In their suit, the Log Cabin Republicans put forward several case histories of service members who performed at a very high level in combat and who were widely praised by superiors and subordinates alike, but who either left the service voluntarily or were forced to do so because their sexual orientation became known.
Interestingly, the group also presented evidence that the number of service members discharged under DADT had fallen substantially in the period since fighting began in Afghanistan and Iraq, compared with previous years since establishment of the policy. From 1994 to 2001, 7,856 service members were discharged under the policy, while from 2002, when fighting began, to 2009, 5,167 were discharged, according to the plaintiffs. From 2001 to 2002 alone, the figure dropped from 1,227 to 885.

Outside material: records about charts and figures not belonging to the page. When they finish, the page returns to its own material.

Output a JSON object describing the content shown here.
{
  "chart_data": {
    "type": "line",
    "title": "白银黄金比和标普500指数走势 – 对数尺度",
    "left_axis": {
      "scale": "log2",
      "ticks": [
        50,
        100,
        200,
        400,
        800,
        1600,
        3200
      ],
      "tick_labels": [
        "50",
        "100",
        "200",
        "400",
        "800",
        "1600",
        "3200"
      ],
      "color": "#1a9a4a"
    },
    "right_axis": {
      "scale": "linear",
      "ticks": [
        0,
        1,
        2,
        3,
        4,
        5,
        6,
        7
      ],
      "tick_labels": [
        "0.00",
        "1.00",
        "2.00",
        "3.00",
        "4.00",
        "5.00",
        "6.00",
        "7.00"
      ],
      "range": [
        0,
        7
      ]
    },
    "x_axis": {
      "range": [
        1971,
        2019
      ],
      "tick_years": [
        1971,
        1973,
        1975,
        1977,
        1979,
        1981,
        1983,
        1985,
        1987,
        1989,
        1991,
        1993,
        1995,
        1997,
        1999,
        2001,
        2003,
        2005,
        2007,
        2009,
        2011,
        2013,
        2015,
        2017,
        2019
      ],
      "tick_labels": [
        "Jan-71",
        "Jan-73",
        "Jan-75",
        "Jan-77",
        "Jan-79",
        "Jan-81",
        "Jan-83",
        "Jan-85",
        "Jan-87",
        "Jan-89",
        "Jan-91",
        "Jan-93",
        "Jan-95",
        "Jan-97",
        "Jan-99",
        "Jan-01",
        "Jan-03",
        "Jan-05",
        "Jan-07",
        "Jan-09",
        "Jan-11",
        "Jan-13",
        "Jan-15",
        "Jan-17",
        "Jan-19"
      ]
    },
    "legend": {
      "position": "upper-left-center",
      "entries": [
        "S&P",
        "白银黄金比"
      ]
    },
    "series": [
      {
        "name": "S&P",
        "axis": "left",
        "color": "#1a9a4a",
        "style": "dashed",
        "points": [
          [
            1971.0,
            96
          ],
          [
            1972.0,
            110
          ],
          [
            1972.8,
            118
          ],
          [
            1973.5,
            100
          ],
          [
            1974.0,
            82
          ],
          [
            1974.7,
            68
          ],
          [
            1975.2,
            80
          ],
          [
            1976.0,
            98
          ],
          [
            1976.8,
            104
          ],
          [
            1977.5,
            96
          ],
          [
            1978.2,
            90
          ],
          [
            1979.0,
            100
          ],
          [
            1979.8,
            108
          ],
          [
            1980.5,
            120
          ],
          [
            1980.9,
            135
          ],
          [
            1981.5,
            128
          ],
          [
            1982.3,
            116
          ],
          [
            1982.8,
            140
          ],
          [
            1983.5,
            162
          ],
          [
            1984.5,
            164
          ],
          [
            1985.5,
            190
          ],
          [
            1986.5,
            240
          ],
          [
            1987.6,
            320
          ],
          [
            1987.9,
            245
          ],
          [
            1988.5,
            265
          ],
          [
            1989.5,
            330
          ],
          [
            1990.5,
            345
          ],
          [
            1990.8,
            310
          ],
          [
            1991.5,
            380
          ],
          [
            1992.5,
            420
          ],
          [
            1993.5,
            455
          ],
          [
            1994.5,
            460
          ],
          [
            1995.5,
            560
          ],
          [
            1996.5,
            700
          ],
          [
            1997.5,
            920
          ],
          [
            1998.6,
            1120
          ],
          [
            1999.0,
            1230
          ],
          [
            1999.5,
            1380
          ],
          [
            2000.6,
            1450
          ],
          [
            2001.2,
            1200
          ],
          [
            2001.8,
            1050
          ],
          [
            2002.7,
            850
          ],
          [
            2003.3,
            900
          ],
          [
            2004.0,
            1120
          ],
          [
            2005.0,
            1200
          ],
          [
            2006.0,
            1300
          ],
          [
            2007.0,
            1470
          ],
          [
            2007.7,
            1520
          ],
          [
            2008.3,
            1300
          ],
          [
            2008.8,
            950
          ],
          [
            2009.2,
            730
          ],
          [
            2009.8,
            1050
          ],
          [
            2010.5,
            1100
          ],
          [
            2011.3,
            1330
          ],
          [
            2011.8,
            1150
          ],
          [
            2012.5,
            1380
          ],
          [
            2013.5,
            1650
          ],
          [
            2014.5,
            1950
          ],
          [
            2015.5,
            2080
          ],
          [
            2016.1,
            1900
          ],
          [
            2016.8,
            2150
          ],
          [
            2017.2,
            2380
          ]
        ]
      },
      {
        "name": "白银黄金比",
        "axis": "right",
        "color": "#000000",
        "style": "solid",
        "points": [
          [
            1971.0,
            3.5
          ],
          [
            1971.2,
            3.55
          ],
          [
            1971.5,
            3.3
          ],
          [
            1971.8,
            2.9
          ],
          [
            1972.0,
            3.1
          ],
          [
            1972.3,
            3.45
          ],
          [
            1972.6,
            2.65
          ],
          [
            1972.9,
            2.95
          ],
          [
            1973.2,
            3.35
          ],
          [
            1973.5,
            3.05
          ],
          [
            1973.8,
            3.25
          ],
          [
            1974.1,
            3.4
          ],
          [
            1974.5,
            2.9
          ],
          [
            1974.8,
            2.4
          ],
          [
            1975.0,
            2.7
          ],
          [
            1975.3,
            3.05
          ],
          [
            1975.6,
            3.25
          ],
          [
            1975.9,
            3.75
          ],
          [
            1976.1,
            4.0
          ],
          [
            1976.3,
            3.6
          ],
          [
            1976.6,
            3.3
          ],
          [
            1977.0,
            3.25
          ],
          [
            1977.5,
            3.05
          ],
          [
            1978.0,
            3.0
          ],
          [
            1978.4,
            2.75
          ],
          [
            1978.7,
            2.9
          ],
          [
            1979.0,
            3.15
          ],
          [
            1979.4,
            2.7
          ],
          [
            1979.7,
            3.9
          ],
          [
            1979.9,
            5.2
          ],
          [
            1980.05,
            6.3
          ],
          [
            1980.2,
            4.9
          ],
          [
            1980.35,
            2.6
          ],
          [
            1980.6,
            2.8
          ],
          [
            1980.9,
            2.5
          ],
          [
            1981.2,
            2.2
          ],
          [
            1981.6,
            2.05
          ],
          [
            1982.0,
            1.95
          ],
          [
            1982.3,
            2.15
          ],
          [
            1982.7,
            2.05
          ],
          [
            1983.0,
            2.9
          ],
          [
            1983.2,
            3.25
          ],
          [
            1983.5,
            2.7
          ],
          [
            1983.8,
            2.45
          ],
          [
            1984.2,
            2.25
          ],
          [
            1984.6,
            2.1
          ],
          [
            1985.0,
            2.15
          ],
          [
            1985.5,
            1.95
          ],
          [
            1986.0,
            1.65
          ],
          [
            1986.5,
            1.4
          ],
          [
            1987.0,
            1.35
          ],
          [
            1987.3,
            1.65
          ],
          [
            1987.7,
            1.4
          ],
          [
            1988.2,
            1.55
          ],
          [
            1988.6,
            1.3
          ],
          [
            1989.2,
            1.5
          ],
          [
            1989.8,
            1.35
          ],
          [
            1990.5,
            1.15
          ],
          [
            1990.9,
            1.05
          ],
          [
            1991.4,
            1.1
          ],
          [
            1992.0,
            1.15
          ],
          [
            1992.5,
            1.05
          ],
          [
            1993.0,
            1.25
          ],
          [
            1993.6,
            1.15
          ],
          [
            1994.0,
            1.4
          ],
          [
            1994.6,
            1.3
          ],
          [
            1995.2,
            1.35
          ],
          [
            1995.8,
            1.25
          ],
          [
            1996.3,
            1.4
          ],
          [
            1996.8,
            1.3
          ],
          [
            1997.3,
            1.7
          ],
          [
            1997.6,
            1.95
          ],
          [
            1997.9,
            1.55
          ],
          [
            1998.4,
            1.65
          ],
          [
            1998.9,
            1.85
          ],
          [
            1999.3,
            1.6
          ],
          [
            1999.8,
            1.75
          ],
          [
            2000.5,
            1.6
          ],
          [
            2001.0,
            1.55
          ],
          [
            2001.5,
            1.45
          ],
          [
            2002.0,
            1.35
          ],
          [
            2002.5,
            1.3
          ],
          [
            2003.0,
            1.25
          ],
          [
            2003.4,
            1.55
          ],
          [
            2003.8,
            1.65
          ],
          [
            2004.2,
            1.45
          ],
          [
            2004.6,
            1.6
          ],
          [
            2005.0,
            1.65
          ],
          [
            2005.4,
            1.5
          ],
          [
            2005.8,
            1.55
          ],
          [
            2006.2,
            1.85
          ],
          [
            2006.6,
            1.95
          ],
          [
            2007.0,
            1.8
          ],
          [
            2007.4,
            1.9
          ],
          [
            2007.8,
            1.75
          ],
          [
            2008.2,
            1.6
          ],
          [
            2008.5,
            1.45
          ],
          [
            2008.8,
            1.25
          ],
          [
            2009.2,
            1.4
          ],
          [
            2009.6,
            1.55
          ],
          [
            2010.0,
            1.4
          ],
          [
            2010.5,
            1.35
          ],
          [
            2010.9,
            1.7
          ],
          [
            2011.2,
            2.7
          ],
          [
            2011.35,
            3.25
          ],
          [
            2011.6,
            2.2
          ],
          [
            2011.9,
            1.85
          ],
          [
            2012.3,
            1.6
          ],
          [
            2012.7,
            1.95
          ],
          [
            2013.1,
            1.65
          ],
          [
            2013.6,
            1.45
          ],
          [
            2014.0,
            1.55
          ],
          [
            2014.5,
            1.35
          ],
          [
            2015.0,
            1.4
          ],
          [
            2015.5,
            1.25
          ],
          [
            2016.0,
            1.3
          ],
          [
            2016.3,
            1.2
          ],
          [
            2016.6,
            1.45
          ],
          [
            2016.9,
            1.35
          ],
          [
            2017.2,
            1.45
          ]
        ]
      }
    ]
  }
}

In her ruling, Phillips said the evidence contradicted the prevailing belief that homosexuals in the military compromise military readiness.
"Defendants' discharge of homosexual service members pursuant to the Act not only has declined precipitously since the United States began combat in Afghanistan in 2001, but Defendants also delay individual enforcement of the Act while a service member is deployed in a combat zone," she wrote. "If the presence of a homosexual soldier in the Armed Forces were a threat to military readiness or unit cohesion, it surely follows that in times of war it would be more urgent, not less, to discharge him or her, and to do so with dispatch. The abrupt and marked decline—50 percent from 2001 to 2002 and steadily thereafter—in Defendants' enforcement of the Act following the onset of combat in Afghanistan and Iraq, and Defendants' practice of delaying investigation and discharge until after combat deployment, demonstrate that the Act is not necessary to further the Government's interest in military readiness."
Phillips's ruling in the case, Log Cabin Republicans v. United States of America and Robert M. Gates, Secretary of Defense, is posted at <www.cacd.uscourts.gov>.